As you can see, we added the public key as usual but were also asked for the two certificates. On the bastion answer, right before the fingerprint of the key, we have a line starting with PIV:, with some metadata extracted from the certificate.

Per-account policy

If you want to force several accounts to only use certified PIV keys, you can set the option per-account using the accountPIV command, see its documentation page for all the possible options.
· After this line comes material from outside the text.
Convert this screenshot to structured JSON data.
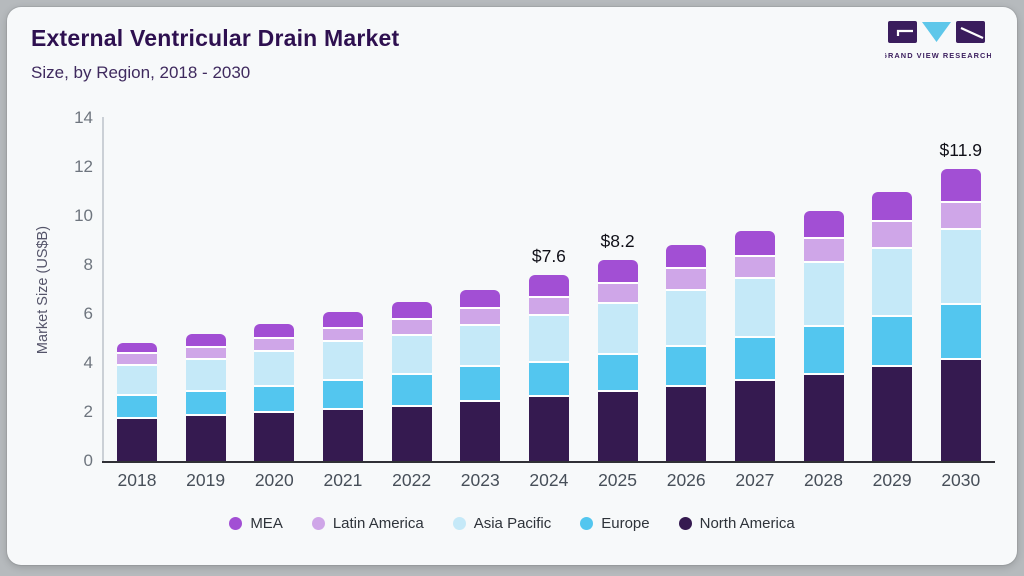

The main takeaways are:

  • If you want an account to only have PIV keys, set the enforce policy for this account

  • If you want an account to never require PIV keys, even if the global policy would require it, set the never policy (useful for accounts used by automated workflows)

Global policy

If you want to apply a policy bastion-wide, please refer to the ingressRequirePIV option. This policy can still be overridden per-account if needed, see above.

Temporary grace period

If you enable the PIV policy globally or on several accounts, you'll soon find out that sometimes people forget or lose their PIV-enabled hardware tokens, effectively locking them out of the bastion. There is a temporary grace period feature you can use to handle such cases nicely:

bssh --osh accountPIV --account lechuck --policy grace --ttl 48h
---the-bastion.example.org--------------------------------the-bastion-3.01.03---
=> modify the PIV policy of an account
--------------------------------------------------------------------------------
~ Changing account configuration...

~ PIV grace up to 2d+00:00:00 (Wed 2021-01-13 09:22:29 UTC) has been set for this account
~ Applying change to keys...

~ Non-PIV account's ingress keys, if any, have been restored
----------------------------------------------------------------</accountPIV>---

What happens here is that, for a duration of 48 hours, this account will behave as if no PIV policy was enforced: non-PIV keys are allowed again. If this account had non-PIV keys before its policy was set to enforce, those keys are even restored (can be viewed using selfListIngressKeys as usual), so that they can easily connect again. However, after the grace period expires, their policy will go back to what it was previously, and all the non-PIV keys will be disabled again. This event is logged, so you can easily link this event from your SIEM to a potential ticket to your Helpdesk for a hardware key replacement, or such.

This mechanism allows some flexibility (avoiding sending people back home just because they forgot their hardware key), while still enforcing a high-level security policy with the proper processes in place.